Both film’s transfers provided by MGM are decent. They both have a few scratches and dirt but unless some sort of massive restoration would be done is standard in these releases. Minor artifacts aside these are beautifully sharp handsome transfers. The grain structure on both is nicely apparent giving them the feel of a 35mm print.

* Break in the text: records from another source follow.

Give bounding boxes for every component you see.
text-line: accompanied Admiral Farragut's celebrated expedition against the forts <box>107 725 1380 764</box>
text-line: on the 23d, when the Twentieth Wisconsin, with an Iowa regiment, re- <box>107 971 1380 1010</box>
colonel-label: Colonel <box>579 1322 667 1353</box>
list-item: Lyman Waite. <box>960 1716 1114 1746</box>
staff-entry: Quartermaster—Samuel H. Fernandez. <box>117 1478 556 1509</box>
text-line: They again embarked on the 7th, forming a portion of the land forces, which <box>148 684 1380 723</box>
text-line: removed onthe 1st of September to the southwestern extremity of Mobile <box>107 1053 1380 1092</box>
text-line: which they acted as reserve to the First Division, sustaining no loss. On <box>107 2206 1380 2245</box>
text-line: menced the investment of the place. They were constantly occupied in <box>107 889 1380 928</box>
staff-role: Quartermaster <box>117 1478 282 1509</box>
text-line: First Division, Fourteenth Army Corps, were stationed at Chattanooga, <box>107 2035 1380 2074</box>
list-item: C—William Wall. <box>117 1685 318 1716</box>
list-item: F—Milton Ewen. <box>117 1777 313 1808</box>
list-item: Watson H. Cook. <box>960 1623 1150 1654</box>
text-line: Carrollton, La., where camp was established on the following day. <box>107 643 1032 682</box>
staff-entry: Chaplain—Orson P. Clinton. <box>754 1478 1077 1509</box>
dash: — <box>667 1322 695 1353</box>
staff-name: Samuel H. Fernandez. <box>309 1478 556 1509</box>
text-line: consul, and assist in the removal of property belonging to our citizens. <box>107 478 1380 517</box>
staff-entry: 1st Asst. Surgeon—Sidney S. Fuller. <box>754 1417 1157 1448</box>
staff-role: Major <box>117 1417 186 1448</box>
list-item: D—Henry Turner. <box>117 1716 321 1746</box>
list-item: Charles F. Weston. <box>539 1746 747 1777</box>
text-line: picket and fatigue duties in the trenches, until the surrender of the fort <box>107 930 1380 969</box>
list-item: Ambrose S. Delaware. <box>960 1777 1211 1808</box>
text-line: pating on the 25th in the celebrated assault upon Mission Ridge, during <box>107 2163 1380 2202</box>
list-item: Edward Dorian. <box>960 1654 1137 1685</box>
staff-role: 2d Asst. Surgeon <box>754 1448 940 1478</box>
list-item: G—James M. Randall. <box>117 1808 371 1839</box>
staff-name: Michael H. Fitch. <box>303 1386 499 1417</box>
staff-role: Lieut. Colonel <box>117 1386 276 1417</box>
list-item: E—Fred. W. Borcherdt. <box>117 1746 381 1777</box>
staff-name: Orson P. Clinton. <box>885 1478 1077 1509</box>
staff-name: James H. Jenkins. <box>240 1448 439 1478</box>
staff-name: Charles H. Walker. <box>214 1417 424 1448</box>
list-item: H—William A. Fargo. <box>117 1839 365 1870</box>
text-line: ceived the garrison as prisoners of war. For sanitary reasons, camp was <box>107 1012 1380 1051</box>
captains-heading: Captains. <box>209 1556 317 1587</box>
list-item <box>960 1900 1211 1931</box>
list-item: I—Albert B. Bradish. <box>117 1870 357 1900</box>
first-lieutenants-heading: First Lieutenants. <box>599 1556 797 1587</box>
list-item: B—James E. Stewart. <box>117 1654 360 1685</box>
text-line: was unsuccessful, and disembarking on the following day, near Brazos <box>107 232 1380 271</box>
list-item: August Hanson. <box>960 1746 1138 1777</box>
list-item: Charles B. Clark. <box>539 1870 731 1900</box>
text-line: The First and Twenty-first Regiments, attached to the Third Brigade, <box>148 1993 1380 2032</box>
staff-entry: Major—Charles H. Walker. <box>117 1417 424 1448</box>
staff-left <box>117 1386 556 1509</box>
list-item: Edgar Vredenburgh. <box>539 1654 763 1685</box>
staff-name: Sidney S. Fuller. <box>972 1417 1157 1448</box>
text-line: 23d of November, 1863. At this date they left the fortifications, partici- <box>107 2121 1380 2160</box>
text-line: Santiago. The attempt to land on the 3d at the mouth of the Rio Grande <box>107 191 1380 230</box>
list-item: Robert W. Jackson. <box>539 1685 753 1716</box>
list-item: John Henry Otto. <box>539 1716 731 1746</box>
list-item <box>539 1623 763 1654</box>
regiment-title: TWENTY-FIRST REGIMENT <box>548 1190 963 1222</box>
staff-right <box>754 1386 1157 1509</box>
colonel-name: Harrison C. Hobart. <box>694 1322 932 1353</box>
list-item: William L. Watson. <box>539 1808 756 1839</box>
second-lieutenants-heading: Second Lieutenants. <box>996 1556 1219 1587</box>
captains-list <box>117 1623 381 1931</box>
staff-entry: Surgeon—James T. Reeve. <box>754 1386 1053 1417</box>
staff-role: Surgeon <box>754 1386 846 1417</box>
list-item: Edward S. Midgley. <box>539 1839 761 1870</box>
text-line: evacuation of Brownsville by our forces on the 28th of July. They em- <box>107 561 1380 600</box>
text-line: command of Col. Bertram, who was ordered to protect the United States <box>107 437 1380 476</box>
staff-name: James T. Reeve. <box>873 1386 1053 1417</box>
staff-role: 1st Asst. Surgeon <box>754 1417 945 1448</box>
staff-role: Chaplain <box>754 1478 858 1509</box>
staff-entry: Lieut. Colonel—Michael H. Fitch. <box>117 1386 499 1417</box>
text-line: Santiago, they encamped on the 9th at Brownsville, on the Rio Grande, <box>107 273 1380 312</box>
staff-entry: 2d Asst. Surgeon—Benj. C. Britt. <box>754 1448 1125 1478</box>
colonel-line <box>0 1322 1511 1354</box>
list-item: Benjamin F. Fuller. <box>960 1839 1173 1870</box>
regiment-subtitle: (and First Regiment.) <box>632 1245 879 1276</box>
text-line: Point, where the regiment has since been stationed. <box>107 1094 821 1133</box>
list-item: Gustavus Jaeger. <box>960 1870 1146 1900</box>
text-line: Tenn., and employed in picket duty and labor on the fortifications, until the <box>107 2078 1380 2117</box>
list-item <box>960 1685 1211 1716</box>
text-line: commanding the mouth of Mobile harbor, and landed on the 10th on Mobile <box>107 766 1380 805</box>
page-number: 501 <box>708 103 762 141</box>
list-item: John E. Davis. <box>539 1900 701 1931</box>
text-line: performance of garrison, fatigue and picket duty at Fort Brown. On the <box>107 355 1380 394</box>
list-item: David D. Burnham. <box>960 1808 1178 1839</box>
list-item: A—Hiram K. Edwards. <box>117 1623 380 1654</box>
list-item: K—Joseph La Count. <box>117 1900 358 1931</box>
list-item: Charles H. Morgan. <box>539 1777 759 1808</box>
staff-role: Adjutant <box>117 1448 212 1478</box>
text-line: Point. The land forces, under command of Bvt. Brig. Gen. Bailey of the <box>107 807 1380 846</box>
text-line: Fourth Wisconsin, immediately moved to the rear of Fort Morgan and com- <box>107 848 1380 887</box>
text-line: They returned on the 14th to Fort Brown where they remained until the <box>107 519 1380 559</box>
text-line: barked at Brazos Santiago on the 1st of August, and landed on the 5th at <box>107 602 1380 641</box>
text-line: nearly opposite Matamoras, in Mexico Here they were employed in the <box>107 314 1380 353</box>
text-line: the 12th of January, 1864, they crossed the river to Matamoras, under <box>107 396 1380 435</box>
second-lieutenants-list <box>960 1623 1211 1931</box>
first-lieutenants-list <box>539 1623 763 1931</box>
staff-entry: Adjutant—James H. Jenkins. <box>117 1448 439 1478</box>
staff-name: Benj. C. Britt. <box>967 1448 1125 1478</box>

They Include the following;
- NEW Audio Commentaries by Filmmaker/Historian Steve Mitchell and Combat Films: American Realism Author Steven Jay Rubin
- Theatrical Trailers
The Commentary by Steve Mitchell and Jay Rubin on 633. Mitchell and Rubin begin with Rubin’s book and jokingly discuss the fact this is a British film. Details include how the War Film had evolved in the 1960s, the first aviation film to be shot in color and in Panavision, where they saw the film for the first time, the adaptation, the shadow of The Great Escape, the actual Mosquito bomber fighter that are featured in the film and their history in the war and in film, star Cliff Robertson’s career in film and in this film, Robertson’s work in Twilight Zone and his Live TV theatre work, Robertson is a pilot and wanted to fly the Mosquito (and his wanting to buy one), star George Chakiris’s career in film and in this film, Chakiris’s stage work and Oscar Win for Westside Story, the VFX work, the miniature FX work, the limited number of real Mosquitos had, the career of Angus Lennie, the stunt work specifically the dangers of the fire/burn stunt work, the actor John Meillon who would go onto Crocodile Dundee, the history of why how the RAF (Royal Air Force) conscripted many various nationalities of Pilots, the work of filmmaker Charles Gruaman and his career in TV, and much more. Mitchell and Rubin give both historical context and the production for an informative and entertaining track.
The Commentary by Steve Mitchell and Jay Rubin on Mosquito. Mitchell and Rubin begin with the Mirsch Production Company, who produced this and 633 Squadron, and their affinity for their War Films. Details include the career David McCallum and his work here, McCallum’s work on The Man from UNCLE, McCallum’s stardom because of his Beetles-esque look, the explosion of British music and movie coming to America, the FX work of Les Bowie who specializes in lower budgeted features, the work of cinematographer Paul Beeson, the stunt work and the planes they used for the picture, the discussion of the War film as an Adventure picture in the 1960s, the work of screenwriters Donald Sanford and Joyce Perry, Sanford’s work on various TV and Films project, and much more. As with 633, Mitchell and Rubin give us an informative and entertaining track.
Rounding out the special features are trailers for 633 Squadron (3:16), Mosquito Squadron (2:41), The Devil’s Brigade (3:47), Attack (2:31), The Train (4:35), Beach Red (3:08)
The Final Thought
This KL Studio Classic Double feature is a great Saturday Morning Matinee. Recommended!!!